The scenarios below illustrate how 99244 can be supported under moderate MDM or by time, and how modifiers and payer rules can alter coding choices. These examples emphasize documentation elements that commonly decide whether a consult is paid or denied.
Patient: 58-year-old with long-standing hypertension on three medications, still with BP ~170/100. Referred by primary care for resistant hypertension strategy.
Data: Cardiologist reviews outside echo report (mild LVH) and recent labs (creatinine trend affecting medication choice). Discusses management approach with PCP (Category 3).
Risk/Plan: Adds a new antihypertensive and discontinues a medication causing adverse effects (prescription management). Orders follow-up labs and provides monitoring plan. Report sent to referrer.
Coding: 99244. Rationale: Chronic illness with progression + prescription management supports moderate MDM; consult request and report are documented.
Patient: 75-year-old with CAD and diabetes referred by orthopedic surgeon for clearance before elective hip replacement.
Action: Consultant reviews stress test, EKG, and medication regimen; adjusts diabetes plan; outlines perioperative medication instructions and risk mitigation steps; communicates recommendations to surgeon.
Coding: 99244. Rationale: Multiple stable chronic illnesses plus prescription management and substantive data review supports moderate MDM; consult request and report are clear.
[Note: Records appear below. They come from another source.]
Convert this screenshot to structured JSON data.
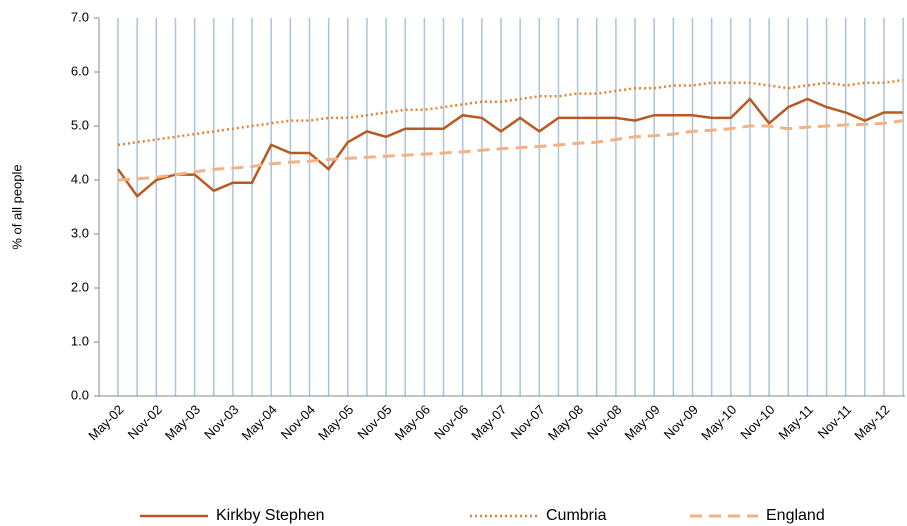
{
  "chart_data": {
    "type": "line",
    "y_label": "% of all people",
    "categories": [
      "May-02",
      null,
      "Nov-02",
      null,
      "May-03",
      null,
      "Nov-03",
      null,
      "May-04",
      null,
      "Nov-04",
      null,
      "May-05",
      null,
      "Nov-05",
      null,
      "May-06",
      null,
      "Nov-06",
      null,
      "May-07",
      null,
      "Nov-07",
      null,
      "May-08",
      null,
      "Nov-08",
      null,
      "May-09",
      null,
      "Nov-09",
      null,
      "May-10",
      null,
      "Nov-10",
      null,
      "May-11",
      null,
      "Nov-11",
      null,
      "May-12",
      null
    ],
    "series": [
      {
        "name": "Kirkby Stephen",
        "color": "#b85a1f",
        "dash": "solid",
        "values": [
          4.2,
          3.7,
          4.0,
          4.1,
          4.1,
          3.8,
          3.95,
          3.95,
          4.65,
          4.5,
          4.5,
          4.2,
          4.7,
          4.9,
          4.8,
          4.95,
          4.95,
          4.95,
          5.2,
          5.15,
          4.9,
          5.15,
          4.9,
          5.15,
          5.15,
          5.15,
          5.15,
          5.1,
          5.2,
          5.2,
          5.2,
          5.15,
          5.15,
          5.5,
          5.05,
          5.35,
          5.5,
          5.35,
          5.25,
          5.1,
          5.25,
          5.25
        ]
      },
      {
        "name": "Cumbria",
        "color": "#e8822a",
        "dash": "dotted",
        "values": [
          4.65,
          4.7,
          4.75,
          4.8,
          4.85,
          4.9,
          4.95,
          5.0,
          5.05,
          5.1,
          5.1,
          5.15,
          5.15,
          5.2,
          5.25,
          5.3,
          5.3,
          5.35,
          5.4,
          5.45,
          5.45,
          5.5,
          5.55,
          5.55,
          5.6,
          5.6,
          5.65,
          5.7,
          5.7,
          5.75,
          5.75,
          5.8,
          5.8,
          5.8,
          5.75,
          5.7,
          5.75,
          5.8,
          5.75,
          5.8,
          5.8,
          5.85
        ]
      },
      {
        "name": "England",
        "color": "#f4b183",
        "dash": "dashed",
        "values": [
          4.0,
          4.02,
          4.05,
          4.1,
          4.15,
          4.2,
          4.22,
          4.25,
          4.3,
          4.33,
          4.35,
          4.38,
          4.4,
          4.42,
          4.44,
          4.46,
          4.48,
          4.5,
          4.52,
          4.55,
          4.58,
          4.6,
          4.62,
          4.65,
          4.68,
          4.7,
          4.75,
          4.8,
          4.82,
          4.85,
          4.9,
          4.92,
          4.95,
          5.0,
          5.0,
          4.95,
          4.98,
          5.0,
          5.02,
          5.03,
          5.05,
          5.1
        ]
      }
    ],
    "ylim": [
      0,
      7
    ],
    "yticks": [
      {
        "value": 0,
        "label": "0.0"
      },
      {
        "value": 1,
        "label": "1.0"
      },
      {
        "value": 2,
        "label": "2.0"
      },
      {
        "value": 3,
        "label": "3.0"
      },
      {
        "value": 4,
        "label": "4.0"
      },
      {
        "value": 5,
        "label": "5.0"
      },
      {
        "value": 6,
        "label": "6.0"
      },
      {
        "value": 7,
        "label": "7.0"
      }
    ],
    "grid": true,
    "legend": "bottom"
  }
}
Patient: 62-year-old referred urgently to general surgery for symptomatic gallbladder disease with recurrent biliary colic and abnormal labs.
Action: Surgeon evaluates, reviews imaging and labs, discusses risks/benefits, and determines that a cholecystectomy is indicated (major surgery scheduled next day). Consult report sent back to requesting clinician.
Coding: 99244-57. Rationale: The consult is the visit where the decision for major surgery is made; modifier 57 supports separate payment when the procedure has a global period.
Patient: 50-year-old rural patient with chronic migraines and depression; transportation barriers and medication affordability issues limit treatment choices.
Action: Neurologist performs synchronous video consult, reviews outside imaging and logs, selects a more affordable regimen, coordinates follow-up plan with local PCP. Total time 45 minutes (same-day review + visit + coordination).
Coding: 99244 (by time) with modifier 95. Rationale: Time meets the 40-minute threshold; SDOH meaningfully limits management options (risk consideration) and consult elements are documented.
Patient: 47-year-old with chronic back pain scheduled for elective spine surgery; insurer requires a second-opinion specialist consultation.
Action: Specialist reviews imaging and prior treatment course, evaluates patient, and issues a formal recommendation to the insurer and treating surgeon about appropriateness of surgery vs conservative management. Documentation explicitly states the consult was insurer-mandated.
Coding: 99244-32. Rationale: Mandated service modifier signals third-party requirement; record supports moderate MDM due to review complexity and management recommendations.